Britain’s parliamentary Treasury Committee has called for a more proactive approach to the oversight of artificial intelligence in financial services.
Lawmakers warned that current regulatory practices may be insufficient as AI systems become more embedded across the sector. In a recent report, the committee said the Financial Conduct Authority and the Bank of England should introduce stress-testing frameworks designed specifically for AI-driven systems. According to the committee, such tests could help banks, insurers and other financial firms understand how automated decision-making tools might behave during periods of market disruption or technological failure.
The report also recommended that the Financial Conduct Authority clarify how existing consumer protection rules apply when AI is used in areas such as credit assessments, insurance pricing and customer interactions. Guidance should also outline the level of understanding senior managers are expected to have over the AI systems operating under their responsibility, with publication suggested by the end of 2026.
AI adoption raises consumer and stability concerns
Evidence presented to the committee highlighted the fast uptake of AI across British financial services, with around three-quarters of firms now using the technology in core operations, including claims handling and lending decisions.
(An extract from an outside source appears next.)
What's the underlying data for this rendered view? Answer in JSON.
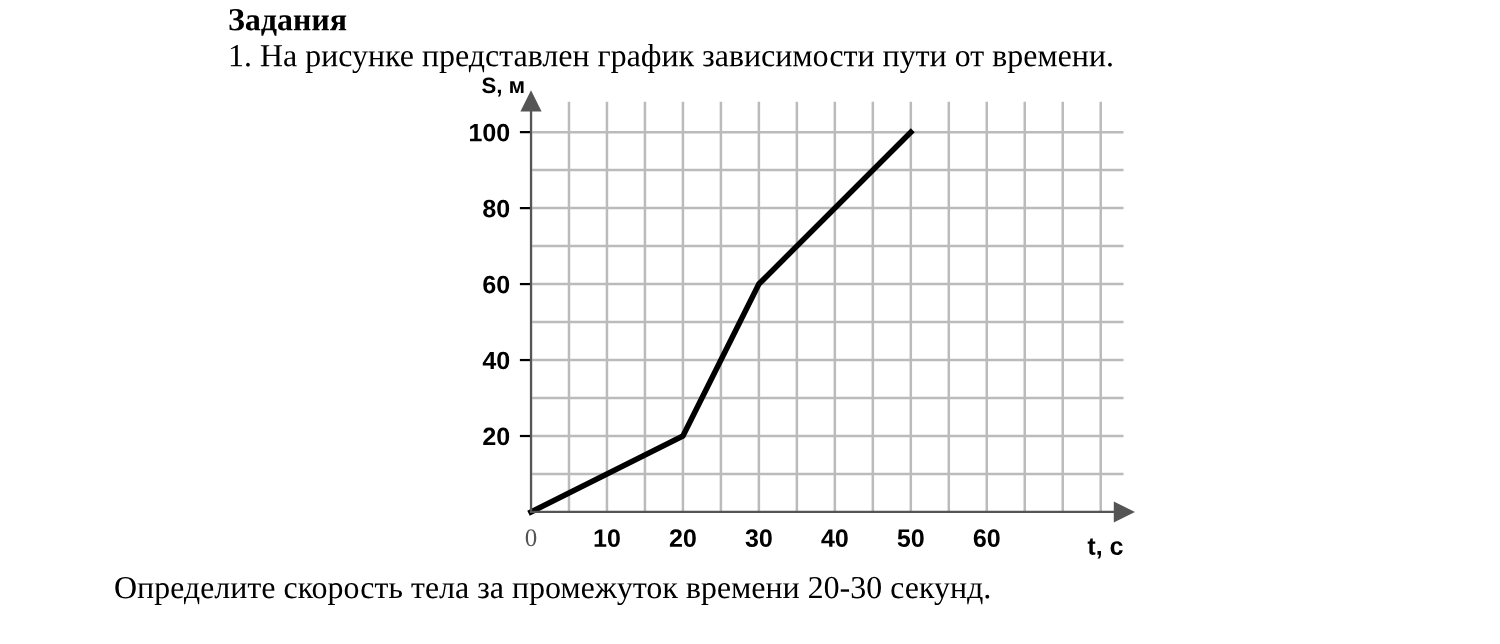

Regulators acknowledged that more advanced forms of AI, particularly systems capable of acting autonomously, introduce additional risks for retail customers.
The committee report pointed to concerns around opaque decision-making, potential discrimination against vulnerable consumers, increased fraud risks, and the spread of unregulated financial guidance through AI-powered tools. Witnesses also raised wider financial stability issues, noting that widespread reliance on a small number of US-based cloud and AI providers could create concentration risks. In trading, automated systems were said to have the potential to reinforce herd behaviour during periods of market stress.
Representatives from the Treasury Committee indicated that, based on the evidence reviewed, the financial system may not yet be adequately prepared for a significant AI-related incident, which could have wide-reaching consequences for consumers.
In response, officials from the Financial Conduct Authority said the regulator would examine the findings, reiterating its existing view that rigid AI-specific rules may struggle to keep pace with technological change. Bank of England officials stated that work is already underway to assess AI-related risks and that the central bank would respond formally to the recommendations.